Asked by Rep. Elijah Cummings, D-Md., whether he was asserting his Fifth Amendment right not to incriminate himself, McGwire said: "I'm not here to talk about the past. I'm here to be positive about this subject."

Asked whether use of steroids was cheating, McGwire said: "That's not for me to determine."

To a couple of other questions, all he would say is: "I'm retired."

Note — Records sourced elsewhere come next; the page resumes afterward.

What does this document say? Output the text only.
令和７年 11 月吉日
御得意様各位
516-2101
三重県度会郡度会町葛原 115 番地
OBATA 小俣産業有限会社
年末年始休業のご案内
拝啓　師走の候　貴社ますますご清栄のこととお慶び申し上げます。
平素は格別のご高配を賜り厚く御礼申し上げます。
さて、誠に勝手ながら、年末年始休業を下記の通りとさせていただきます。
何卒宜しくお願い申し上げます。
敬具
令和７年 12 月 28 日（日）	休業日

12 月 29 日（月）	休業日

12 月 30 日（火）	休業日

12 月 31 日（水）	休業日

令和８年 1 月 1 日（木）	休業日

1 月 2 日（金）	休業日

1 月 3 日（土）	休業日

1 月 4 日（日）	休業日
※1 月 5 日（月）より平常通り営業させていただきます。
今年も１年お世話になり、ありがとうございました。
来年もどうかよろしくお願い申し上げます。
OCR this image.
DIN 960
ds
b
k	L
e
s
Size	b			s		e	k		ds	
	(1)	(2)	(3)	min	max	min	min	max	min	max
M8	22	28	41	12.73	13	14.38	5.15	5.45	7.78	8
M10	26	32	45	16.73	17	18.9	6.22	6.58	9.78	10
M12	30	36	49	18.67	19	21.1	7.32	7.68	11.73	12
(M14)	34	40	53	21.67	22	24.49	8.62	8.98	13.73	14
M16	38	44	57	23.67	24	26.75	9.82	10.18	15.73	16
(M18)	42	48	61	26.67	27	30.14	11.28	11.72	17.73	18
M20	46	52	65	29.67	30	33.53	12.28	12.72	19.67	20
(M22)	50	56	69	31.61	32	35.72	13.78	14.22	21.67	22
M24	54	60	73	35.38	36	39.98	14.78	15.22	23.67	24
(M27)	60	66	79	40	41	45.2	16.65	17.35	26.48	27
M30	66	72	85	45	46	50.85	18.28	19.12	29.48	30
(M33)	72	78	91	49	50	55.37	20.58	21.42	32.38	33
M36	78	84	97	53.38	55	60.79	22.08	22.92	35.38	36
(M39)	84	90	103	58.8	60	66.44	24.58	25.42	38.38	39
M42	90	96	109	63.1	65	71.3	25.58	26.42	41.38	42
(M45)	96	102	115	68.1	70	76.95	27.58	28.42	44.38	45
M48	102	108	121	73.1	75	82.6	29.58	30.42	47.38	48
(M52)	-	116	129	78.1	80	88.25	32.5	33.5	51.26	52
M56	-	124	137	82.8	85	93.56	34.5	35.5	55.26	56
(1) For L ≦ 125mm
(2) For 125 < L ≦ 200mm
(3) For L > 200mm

Donald Hooten, father of a high school baseball player who comitted suicide in 2003 after using steroids, said it best:

Players that are guilty of taking steroids are not only cheaters, you are cowards. ... Show our kids that you're man enough to face authority, tell the truth and face the consequences. Instead, you hide behind the skirts of your union, and with the help of management and your lawyers you've made every effort to resist facing the public today.
Others were exposed as liars. For instance, witnesses Rafael Palmiero and Jose Canseco blatantly contradicted each other. Canseco famously fingered Palmiero as a steroid user in his infamous book, an accusation Palmiero flatly denied. "Period." One of them is lying, but Congress was unable to determine who exactly. Interestingly enough, Curt Schilling was one of the few MLB witnesses who actually came clean about something. He admitted, in effect, to being an opportunistic wordsmith. Schilling said he had "grossly overstated" the impact of steroids in baseball in numerous interviews throughout the past year, just because, "I think at the time it was a very hot situation and we were all being asked to comment on it." Apparently in Schilling's book it's ok to offer a "grossly" exaggerated quote on a hot story in order to get media face time, then backtrack faster than a Curt Schilling fastball when you have give an accounting for your words. Meanwhile in other steroids news, Barry Bonds had his second knee surgery since January yesterday. No longer benefitting from the otherworldly benefits of "The Cream" and "The Clear," could it be that his 40-year old body is finally starting to break down? Will 2005 be for Mr. Bonds what 2004 was for the Yankees own Jason Giambi? Hmm. [Sarcasm alert!] Ain't this game great?